For users buying H200s for AI workloads, the "ASIC" tensor cores deliver the overwhelming bulk of performance. So they already do this, and have been since Volta in 2017.

To put it into perspective, the tensor cores deliver about 2,000 TFLOPs of FP8, and half that for FP16, and this is all tensor FMA/MAC (comprising the bulk of compute for AI workloads). The CUDA cores -- the rest of the GPU -- deliver more in the 70 TFLOP range.

So if data centres are buying nvidia hardware for AI, they already are buying focused TPU chips that almost incidentally have some other hardware that can do some other stuff.
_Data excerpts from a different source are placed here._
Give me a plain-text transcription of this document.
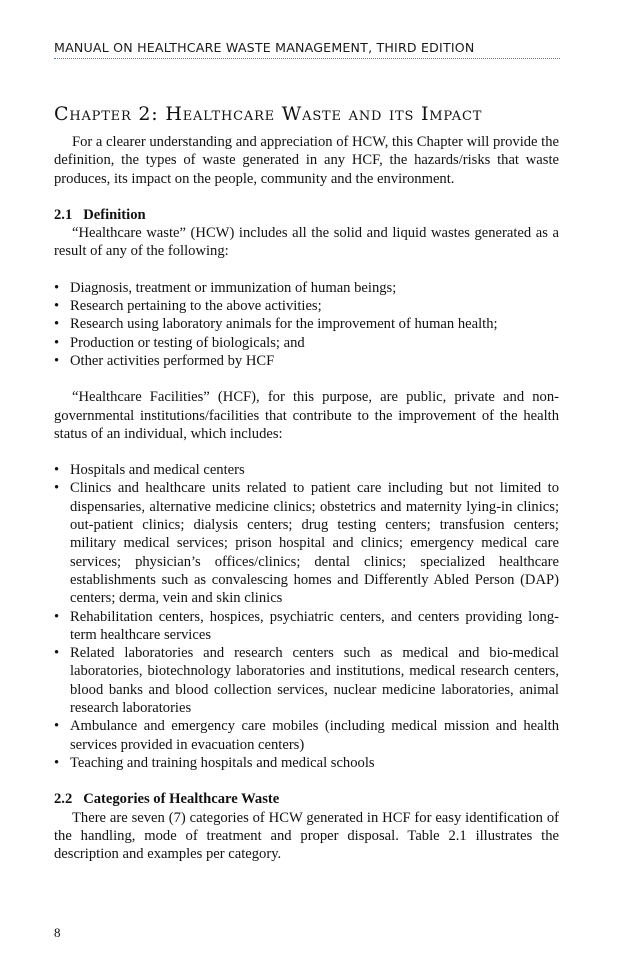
MANUAL ON HEALTHCARE WASTE MANAGEMENT, THIRD EDITION
Chapter 2: Healthcare Waste and its Impact

For a clearer understanding and appreciation of HCW, this Chapter will provide the definition, the types of waste generated in any HCF, the hazards/risks that waste produces, its impact on the people, community and the environment.

2.1 Definition

“Healthcare waste” (HCW) includes all the solid and liquid wastes generated as a result of any of the following:

• Diagnosis, treatment or immunization of human beings;
• Research pertaining to the above activities;
• Research using laboratory animals for the improvement of human health;
• Production or testing of biologicals; and
• Other activities performed by HCF

“Healthcare Facilities” (HCF), for this purpose, are public, private and non-governmental institutions/facilities that contribute to the improvement of the health status of an individual, which includes:

• Hospitals and medical centers
• Clinics and healthcare units related to patient care including but not limited to dispensaries, alternative medicine clinics; obstetrics and maternity lying-in clinics; out-patient clinics; dialysis centers; drug testing centers; transfusion centers; military medical services; prison hospital and clinics; emergency medical care services; physician’s offices/clinics; dental clinics; specialized healthcare establishments such as convalescing homes and Differently Abled Person (DAP) centers; derma, vein and skin clinics
• Rehabilitation centers, hospices, psychiatric centers, and centers providing long-term healthcare services
• Related laboratories and research centers such as medical and bio-medical laboratories, biotechnology laboratories and institutions, medical research centers, blood banks and blood collection services, nuclear medicine laboratories, animal research laboratories
• Ambulance and emergency care mobiles (including medical mission and health services provided in evacuation centers)
• Teaching and training hospitals and medical schools
2.2 Categories of Healthcare Waste

There are seven (7) categories of HCW generated in HCF for easy identification of the handling, mode of treatment and proper disposal. Table 2.1 illustrates the description and examples per category.

8
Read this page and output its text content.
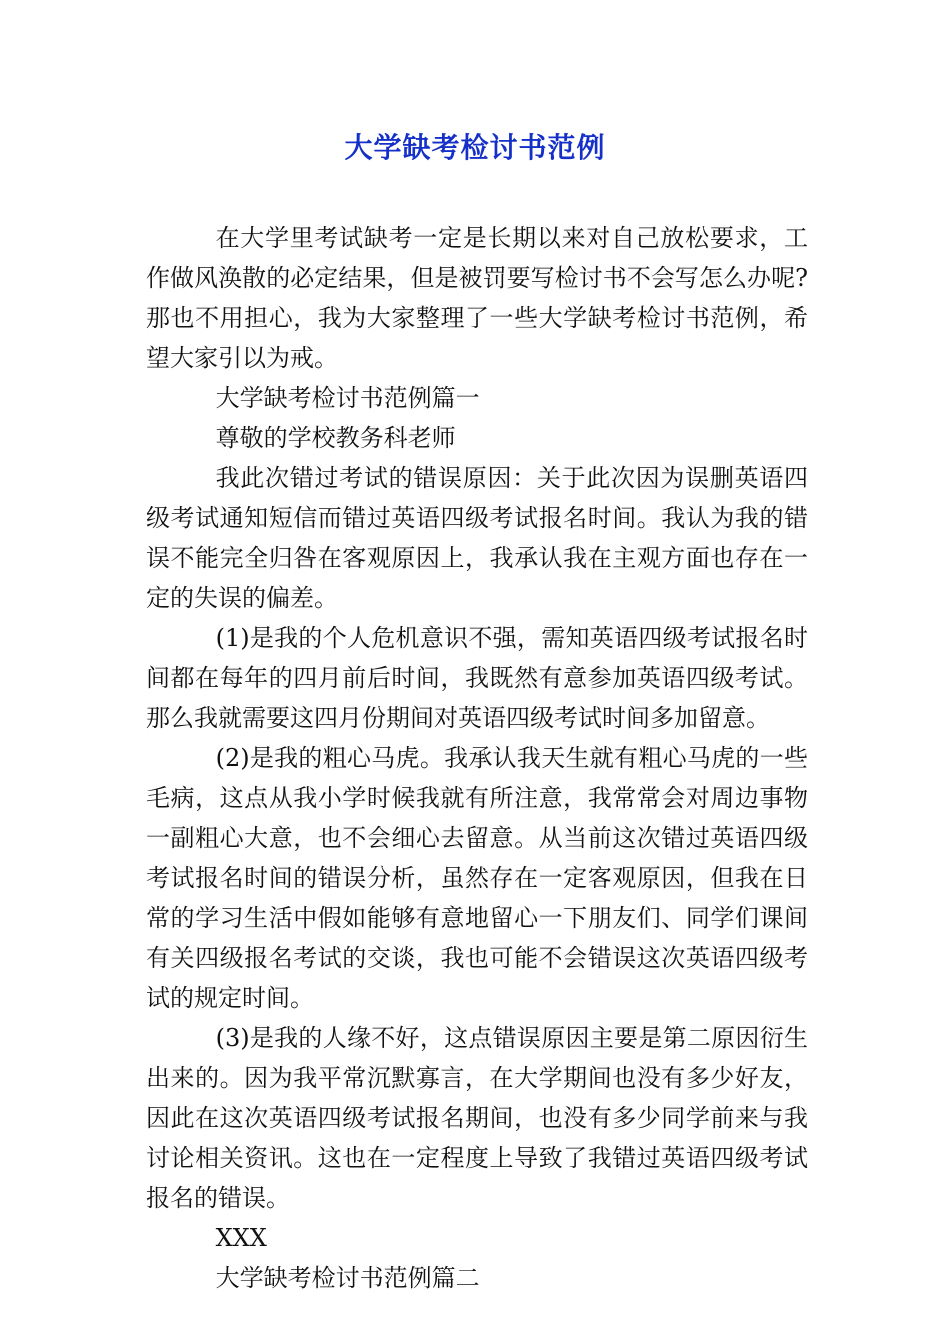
大学缺考检讨书范例

在大学里考试缺考一定是长期以来对自己放松要求，工作做风涣散的必定结果，但是被罚要写检讨书不会写怎么办呢?那也不用担心，我为大家整理了一些大学缺考检讨书范例，希望大家引以为戒。

大学缺考检讨书范例篇一

尊敬的学校教务科老师

我此次错过考试的错误原因：关于此次因为误删英语四级考试通知短信而错过英语四级考试报名时间。我认为我的错误不能完全归咎在客观原因上，我承认我在主观方面也存在一定的失误的偏差。

(1)是我的个人危机意识不强，需知英语四级考试报名时间都在每年的四月前后时间，我既然有意参加英语四级考试。那么我就需要这四月份期间对英语四级考试时间多加留意。

(2)是我的粗心马虎。我承认我天生就有粗心马虎的一些毛病，这点从我小学时候我就有所注意，我常常会对周边事物一副粗心大意，也不会细心去留意。从当前这次错过英语四级考试报名时间的错误分析，虽然存在一定客观原因，但我在日常的学习生活中假如能够有意地留心一下朋友们、同学们课间有关四级报名考试的交谈，我也可能不会错误这次英语四级考试的规定时间。

(3)是我的人缘不好，这点错误原因主要是第二原因衍生出来的。因为我平常沉默寡言，在大学期间也没有多少好友，因此在这次英语四级考试报名期间，也没有多少同学前来与我讨论相关资讯。这也在一定程度上导致了我错过英语四级考试报名的错误。

XXX

大学缺考检讨书范例篇二
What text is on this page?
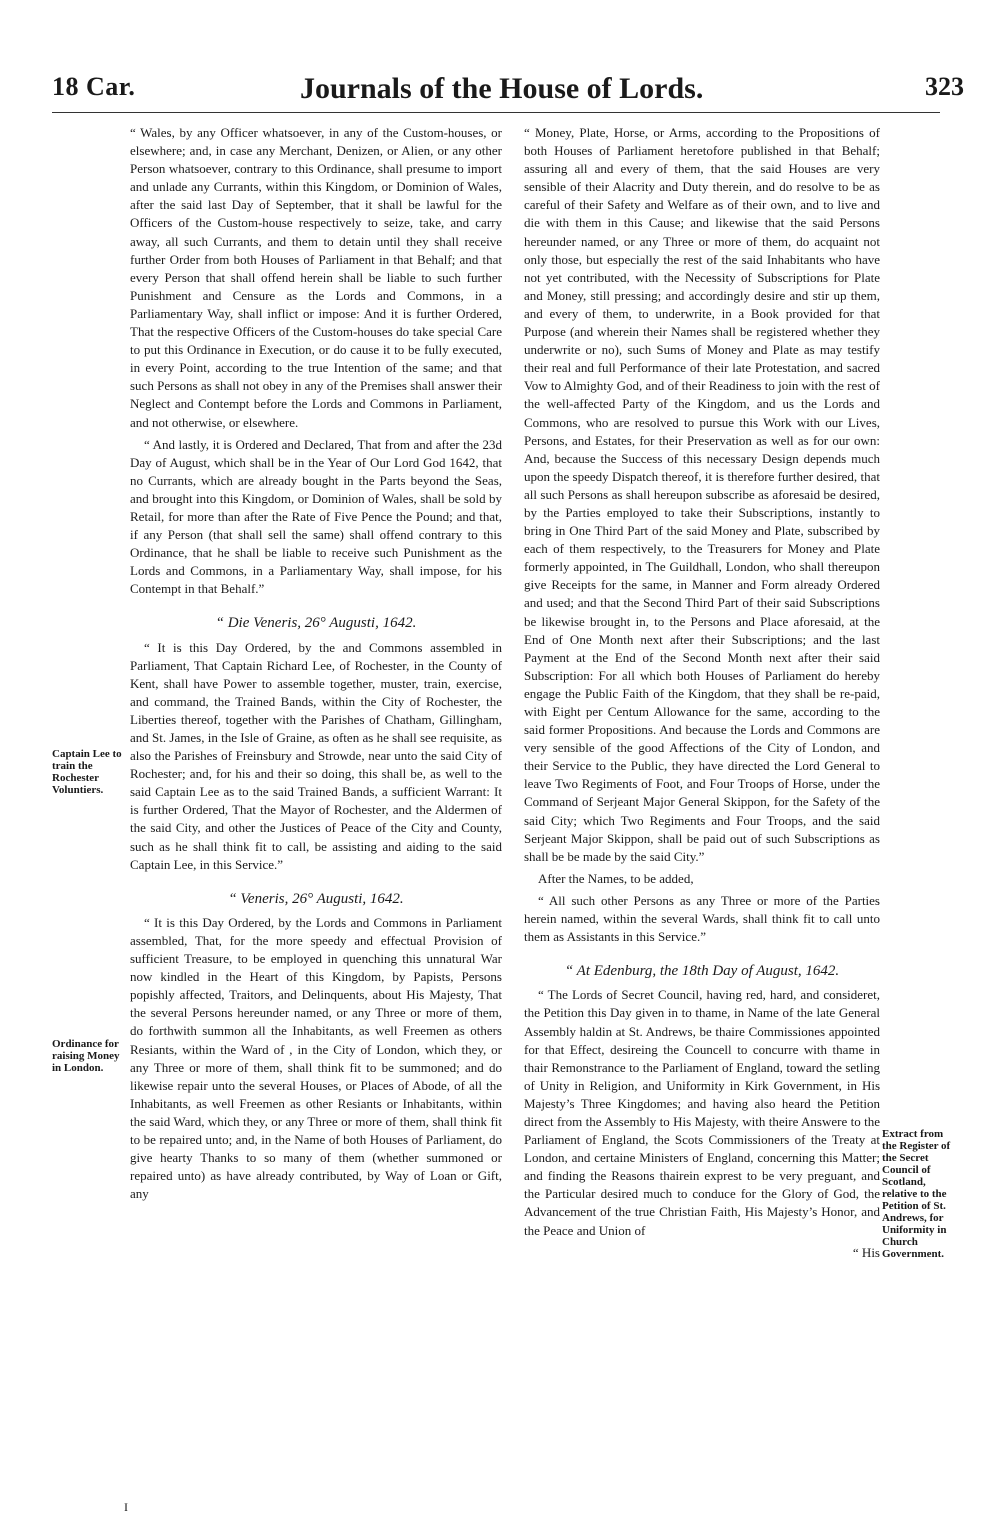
18 Car.	Journals of the House of Lords.	323
Captain Lee to train the Rochester Voluntiers.
Ordinance for raising Money in London.
Extract from the Register of the Secret Council of Scotland, relative to the Petition of St. Andrews, for Uniformity in Church Government.

“ Wales, by any Officer whatsoever, in any of the Custom-houses, or elsewhere; and, in case any Merchant, Denizen, or Alien, or any other Person whatsoever, contrary to this Ordinance, shall presume to import and unlade any Currants, within this Kingdom, or Dominion of Wales, after the said last Day of September, that it shall be lawful for the Officers of the Custom-house respectively to seize, take, and carry away, all such Currants, and them to detain until they shall receive further Order from both Houses of Parliament in that Behalf; and that every Person that shall offend herein shall be liable to such further Punishment and Censure as the Lords and Commons, in a Parliamentary Way, shall inflict or impose: And it is further Ordered, That the respective Officers of the Custom-houses do take special Care to put this Ordinance in Execution, or do cause it to be fully executed, in every Point, according to the true Intention of the same; and that such Persons as shall not obey in any of the Premises shall answer their Neglect and Contempt before the Lords and Commons in Parliament, and not otherwise, or elsewhere.

“ And lastly, it is Ordered and Declared, That from and after the 23d Day of August, which shall be in the Year of Our Lord God 1642, that no Currants, which are already bought in the Parts beyond the Seas, and brought into this Kingdom, or Dominion of Wales, shall be sold by Retail, for more than after the Rate of Five Pence the Pound; and that, if any Person (that shall sell the same) shall offend contrary to this Ordinance, that he shall be liable to receive such Punishment as the Lords and Commons, in a Parliamentary Way, shall impose, for his Contempt in that Behalf.”

“ Die Veneris, 26° Augusti, 1642.

“ It is this Day Ordered, by the and Commons assembled in Parliament, That Captain Richard Lee, of Rochester, in the County of Kent, shall have Power to assemble together, muster, train, exercise, and command, the Trained Bands, within the City of Rochester, the Liberties thereof, together with the Parishes of Chatham, Gillingham, and St. James, in the Isle of Graine, as often as he shall see requisite, as also the Parishes of Freinsbury and Strowde, near unto the said City of Rochester; and, for his and their so doing, this shall be, as well to the said Captain Lee as to the said Trained Bands, a sufficient Warrant: It is further Ordered, That the Mayor of Rochester, and the Aldermen of the said City, and other the Justices of Peace of the City and County, such as he shall think fit to call, be assisting and aiding to the said Captain Lee, in this Service.”

“ Veneris, 26° Augusti, 1642.

“ It is this Day Ordered, by the Lords and Commons in Parliament assembled, That, for the more speedy and effectual Provision of sufficient Treasure, to be employed in quenching this unnatural War now kindled in the Heart of this Kingdom, by Papists, Persons popishly affected, Traitors, and Delinquents, about His Majesty, That the several Persons hereunder named, or any Three or more of them, do forthwith summon all the Inhabitants, as well Freemen as others Resiants, within the Ward of , in the City of London, which they, or any Three or more of them, shall think fit to be summoned; and do likewise repair unto the several Houses, or Places of Abode, of all the Inhabitants, as well Freemen as other Resiants or Inhabitants, within the said Ward, which they, or any Three or more of them, shall think fit to be repaired unto; and, in the Name of both Houses of Parliament, do give hearty Thanks to so many of them (whether summoned or repaired unto) as have already contributed, by Way of Loan or Gift, any

“ Money, Plate, Horse, or Arms, according to the Propositions of both Houses of Parliament heretofore published in that Behalf; assuring all and every of them, that the said Houses are very sensible of their Alacrity and Duty therein, and do resolve to be as careful of their Safety and Welfare as of their own, and to live and die with them in this Cause; and likewise that the said Persons hereunder named, or any Three or more of them, do acquaint not only those, but especially the rest of the said Inhabitants who have not yet contributed, with the Necessity of Subscriptions for Plate and Money, still pressing; and accordingly desire and stir up them, and every of them, to underwrite, in a Book provided for that Purpose (and wherein their Names shall be registered whether they underwrite or no), such Sums of Money and Plate as may testify their real and full Performance of their late Protestation, and sacred Vow to Almighty God, and of their Readiness to join with the rest of the well-affected Party of the Kingdom, and us the Lords and Commons, who are resolved to pursue this Work with our Lives, Persons, and Estates, for their Preservation as well as for our own: And, because the Success of this necessary Design depends much upon the speedy Dispatch thereof, it is therefore further desired, that all such Persons as shall hereupon subscribe as aforesaid be desired, by the Parties employed to take their Subscriptions, instantly to bring in One Third Part of the said Money and Plate, subscribed by each of them respectively, to the Treasurers for Money and Plate formerly appointed, in The Guildhall, London, who shall thereupon give Receipts for the same, in Manner and Form already Ordered and used; and that the Second Third Part of their said Subscriptions be likewise brought in, to the Persons and Place aforesaid, at the End of One Month next after their Subscriptions; and the last Payment at the End of the Second Month next after their said Subscription: For all which both Houses of Parliament do hereby engage the Public Faith of the Kingdom, that they shall be re-paid, with Eight per Centum Allowance for the same, according to the said former Propositions. And because the Lords and Commons are very sensible of the good Affections of the City of London, and their Service to the Public, they have directed the Lord General to leave Two Regiments of Foot, and Four Troops of Horse, under the Command of Serjeant Major General Skippon, for the Safety of the said City; which Two Regiments and Four Troops, and the said Serjeant Major Skippon, shall be paid out of such Subscriptions as shall be be made by the said City.”

After the Names, to be added,

“ All such other Persons as any Three or more of the Parties herein named, within the several Wards, shall think fit to call unto them as Assistants in this Service.”

“ At Edenburg, the 18th Day of August, 1642.

“ The Lords of Secret Council, having red, hard, and consideret, the Petition this Day given in to thame, in Name of the late General Assembly haldin at St. Andrews, be thaire Commissiones appointed for that Effect, desireing the Councell to concurre with thame in thair Remonstrance to the Parliament of England, toward the setling of Unity in Religion, and Uniformity in Kirk Government, in His Majesty’s Three Kingdomes; and having also heard the Petition direct from the Assembly to His Majesty, with theire Answere to the Parliament of England, the Scots Commissioners of the Treaty at London, and certaine Ministers of England, concerning this Matter; and finding the Reasons thairein exprest to be very preguant, and the Particular desired much to conduce for the Glory of God, the Advancement of the true Christian Faith, His Majesty’s Honor, and the Peace and Union of

“ His

I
I mean, GPUs still have a lot of non-tensor general uses in the sciences, finance, etc, and TPUs don't touch that, but yes a lot of nvidia GPUs are being sold as a focused TPU-like chip.

▲

sorenjan 6 hours ago | parent [-]

Is it the Cuda cores that run the vertex/fragment/etc shaders in normal GPUs? Where does the ray tracing units fit in? How much of a modern Nvidia GPU is general purpose vs specialized to graphics pipelines?

	▲	qcnguy 9 minutes ago \| parent [-]
		A datacenter GPU has next to nothing left related to graphics. You can't use them to render graphics. It's a pure computational kernel machine.